The six women were spread across four brick zones and none of the women wanted to come with us. It took the ASHA Coordinator, all of the hindi speakers, as well as some of the local Charnians to convice the women to come with us. Although we had to pick up only 6 people, it took us over three hours after which we headed directly to the primary care center. There, the ASHA Coordinator had everyone’s hemoglobin levels rechecked and most were around 5gm/dL a level dangerously low for anyone let alone a pregnant women. The doctor at the primary care clinic advised them that they would all need to go to the local government hospital, as the primary care center was not properly equipped. The ambulance would provide transportation to and back from the hospital and the care would be offered free of charge. After we told the women about this, they all refused to go to the hospital. They started to argue with us and one women even told us that she didn’t think anything was wrong because we could lift very heavy things and only got a fever once a year. We tried explaining to the women the importance of going to the hospital for both their and their baby’s health. However, none of them really wanted to go and they all just walked out of the primary care center and started walking back towards the brick zones around 10km away. We ran after them and told them we could drop them off in the ambulance, but they were all afraid that we would get them into the ambulance and take them to the hospital against their wishes.

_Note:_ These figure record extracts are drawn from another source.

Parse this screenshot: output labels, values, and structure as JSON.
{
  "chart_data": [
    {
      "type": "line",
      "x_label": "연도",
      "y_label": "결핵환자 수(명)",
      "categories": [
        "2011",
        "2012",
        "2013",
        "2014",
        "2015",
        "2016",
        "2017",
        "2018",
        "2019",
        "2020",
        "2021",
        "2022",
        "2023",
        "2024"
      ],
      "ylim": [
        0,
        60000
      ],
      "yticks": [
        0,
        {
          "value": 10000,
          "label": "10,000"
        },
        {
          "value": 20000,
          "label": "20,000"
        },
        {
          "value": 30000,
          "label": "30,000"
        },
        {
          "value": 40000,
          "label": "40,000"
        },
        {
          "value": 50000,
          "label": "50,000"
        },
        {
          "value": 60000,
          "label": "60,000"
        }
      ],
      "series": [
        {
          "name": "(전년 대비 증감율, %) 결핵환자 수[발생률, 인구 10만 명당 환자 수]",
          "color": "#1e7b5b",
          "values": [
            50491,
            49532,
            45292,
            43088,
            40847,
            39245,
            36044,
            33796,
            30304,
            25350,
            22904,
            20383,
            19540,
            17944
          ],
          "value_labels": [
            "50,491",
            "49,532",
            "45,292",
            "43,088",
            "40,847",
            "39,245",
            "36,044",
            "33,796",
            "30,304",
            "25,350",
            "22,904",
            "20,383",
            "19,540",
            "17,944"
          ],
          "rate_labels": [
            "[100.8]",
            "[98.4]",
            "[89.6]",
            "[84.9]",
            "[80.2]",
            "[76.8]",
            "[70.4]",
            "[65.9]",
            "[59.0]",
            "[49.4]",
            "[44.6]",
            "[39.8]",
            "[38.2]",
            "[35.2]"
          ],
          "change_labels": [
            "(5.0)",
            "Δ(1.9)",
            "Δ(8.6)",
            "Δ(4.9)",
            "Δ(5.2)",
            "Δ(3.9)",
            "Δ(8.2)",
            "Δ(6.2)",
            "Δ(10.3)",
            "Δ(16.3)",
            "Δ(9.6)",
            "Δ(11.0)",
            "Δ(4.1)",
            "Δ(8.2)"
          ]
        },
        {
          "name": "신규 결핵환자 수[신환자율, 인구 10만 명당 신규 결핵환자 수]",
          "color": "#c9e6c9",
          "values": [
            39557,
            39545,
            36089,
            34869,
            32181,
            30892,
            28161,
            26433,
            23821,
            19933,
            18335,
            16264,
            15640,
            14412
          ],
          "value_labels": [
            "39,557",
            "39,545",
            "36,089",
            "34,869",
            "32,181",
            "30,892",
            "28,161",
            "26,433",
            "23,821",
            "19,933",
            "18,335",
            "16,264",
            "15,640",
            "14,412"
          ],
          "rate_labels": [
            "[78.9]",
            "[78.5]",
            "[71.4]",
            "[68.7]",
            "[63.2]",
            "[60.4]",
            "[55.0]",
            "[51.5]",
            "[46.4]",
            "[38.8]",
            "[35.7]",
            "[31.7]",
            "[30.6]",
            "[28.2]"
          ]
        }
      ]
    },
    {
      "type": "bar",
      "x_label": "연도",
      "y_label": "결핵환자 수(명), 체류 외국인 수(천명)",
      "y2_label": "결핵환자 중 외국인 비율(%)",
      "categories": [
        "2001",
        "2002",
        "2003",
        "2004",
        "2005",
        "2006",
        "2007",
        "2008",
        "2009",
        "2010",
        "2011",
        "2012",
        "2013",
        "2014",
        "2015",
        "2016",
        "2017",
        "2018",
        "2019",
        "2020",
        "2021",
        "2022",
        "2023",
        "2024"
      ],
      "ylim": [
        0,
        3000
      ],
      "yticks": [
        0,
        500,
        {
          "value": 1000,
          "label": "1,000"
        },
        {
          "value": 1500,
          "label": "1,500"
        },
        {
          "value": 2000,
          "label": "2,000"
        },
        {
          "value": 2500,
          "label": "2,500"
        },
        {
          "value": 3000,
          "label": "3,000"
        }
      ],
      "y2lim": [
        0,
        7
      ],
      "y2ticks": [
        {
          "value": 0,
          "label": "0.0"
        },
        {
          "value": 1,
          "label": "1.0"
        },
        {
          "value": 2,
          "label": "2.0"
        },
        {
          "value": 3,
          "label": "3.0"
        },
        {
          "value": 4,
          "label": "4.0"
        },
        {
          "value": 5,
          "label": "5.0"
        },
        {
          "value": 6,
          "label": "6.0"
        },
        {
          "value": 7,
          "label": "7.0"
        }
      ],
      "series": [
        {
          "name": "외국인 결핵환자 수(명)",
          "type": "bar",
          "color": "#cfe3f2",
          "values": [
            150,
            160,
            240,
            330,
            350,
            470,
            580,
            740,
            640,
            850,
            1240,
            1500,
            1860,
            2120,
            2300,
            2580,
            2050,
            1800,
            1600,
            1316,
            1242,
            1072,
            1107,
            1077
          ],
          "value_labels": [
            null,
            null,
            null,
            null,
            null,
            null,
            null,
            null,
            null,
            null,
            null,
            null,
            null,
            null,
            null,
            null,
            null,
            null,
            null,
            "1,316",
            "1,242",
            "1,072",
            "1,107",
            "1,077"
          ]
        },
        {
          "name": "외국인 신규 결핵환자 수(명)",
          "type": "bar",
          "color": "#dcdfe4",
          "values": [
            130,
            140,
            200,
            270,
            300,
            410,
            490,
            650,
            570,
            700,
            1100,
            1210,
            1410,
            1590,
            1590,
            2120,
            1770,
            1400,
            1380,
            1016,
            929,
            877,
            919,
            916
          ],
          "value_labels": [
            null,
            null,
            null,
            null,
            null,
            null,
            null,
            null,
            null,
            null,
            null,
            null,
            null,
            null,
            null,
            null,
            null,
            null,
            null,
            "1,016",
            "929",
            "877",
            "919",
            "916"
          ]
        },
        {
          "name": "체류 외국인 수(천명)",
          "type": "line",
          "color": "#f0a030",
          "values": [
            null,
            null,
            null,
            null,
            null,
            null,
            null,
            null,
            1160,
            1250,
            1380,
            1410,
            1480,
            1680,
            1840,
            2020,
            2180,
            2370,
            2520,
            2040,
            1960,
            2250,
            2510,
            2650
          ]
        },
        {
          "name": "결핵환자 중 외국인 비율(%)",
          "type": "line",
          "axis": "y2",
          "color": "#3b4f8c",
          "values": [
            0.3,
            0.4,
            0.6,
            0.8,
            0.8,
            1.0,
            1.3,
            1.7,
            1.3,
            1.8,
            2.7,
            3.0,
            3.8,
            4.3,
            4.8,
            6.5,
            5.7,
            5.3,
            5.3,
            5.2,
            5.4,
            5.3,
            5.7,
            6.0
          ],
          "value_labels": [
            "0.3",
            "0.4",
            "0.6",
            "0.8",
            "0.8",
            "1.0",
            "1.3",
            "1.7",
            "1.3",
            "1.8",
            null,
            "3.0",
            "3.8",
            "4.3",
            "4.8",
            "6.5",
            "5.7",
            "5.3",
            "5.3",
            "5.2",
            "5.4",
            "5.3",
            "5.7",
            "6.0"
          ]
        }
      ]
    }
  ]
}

Having the women walk out on us was the low point of our trip. It felt that we were doing more harm than good if we couldn’t even convince the Charnians that anemia was a problem, then why would any one even take the IFA supplementation? The next day, we visited the rest of the brick zones to talk with leaders within each brick zone. They told us that they realized the importance of taking IFA for anemic patients and they would encourage everyone to take the IFA if we could provide it. They also provided more insight into my the women did not want to go to the government hospitals: they said that the doctors at these hospitals usually treat them very rudely and often they have to wait long times without getting any treatment. With the encouragement and reassurance of the locals we started to coordinate with the ASHA worker to start IFA distribution. The next day, we came back with the AHSA coordinator, the ASHA worker, and a doctor from the primary care clinic and distributed a 10 day supply to everyone we had identified as anemic. The ASHA worker agreed to visit every 10 days to keep replenishing the IFA supply.

In the end, we accomplished setting up a anemia intervention, though not run directly through us, was the best we could do given the circumstances and laws in place. In the end though, many of the problems we faced are not going to be solved through short term interventions or any medicines. Long term change will only happen through education about nutrition and anemia. The pregnant women who ran away from the clinic didn’t even think they had any health issues to begin with and nothing we said would convince them otherwise. In the long run, building long term relationships with Charnians and establishing trust with the community, something which will only happen over a long period of time, is the only sustainable way of bringing real change to the community. We hope that in three months, when we revisit Charnia, to retest the anemic women and children, we will see a dramatically improvement in the population and hopefully through our efforts we can continue to build trust and support for our chapter in Charnia.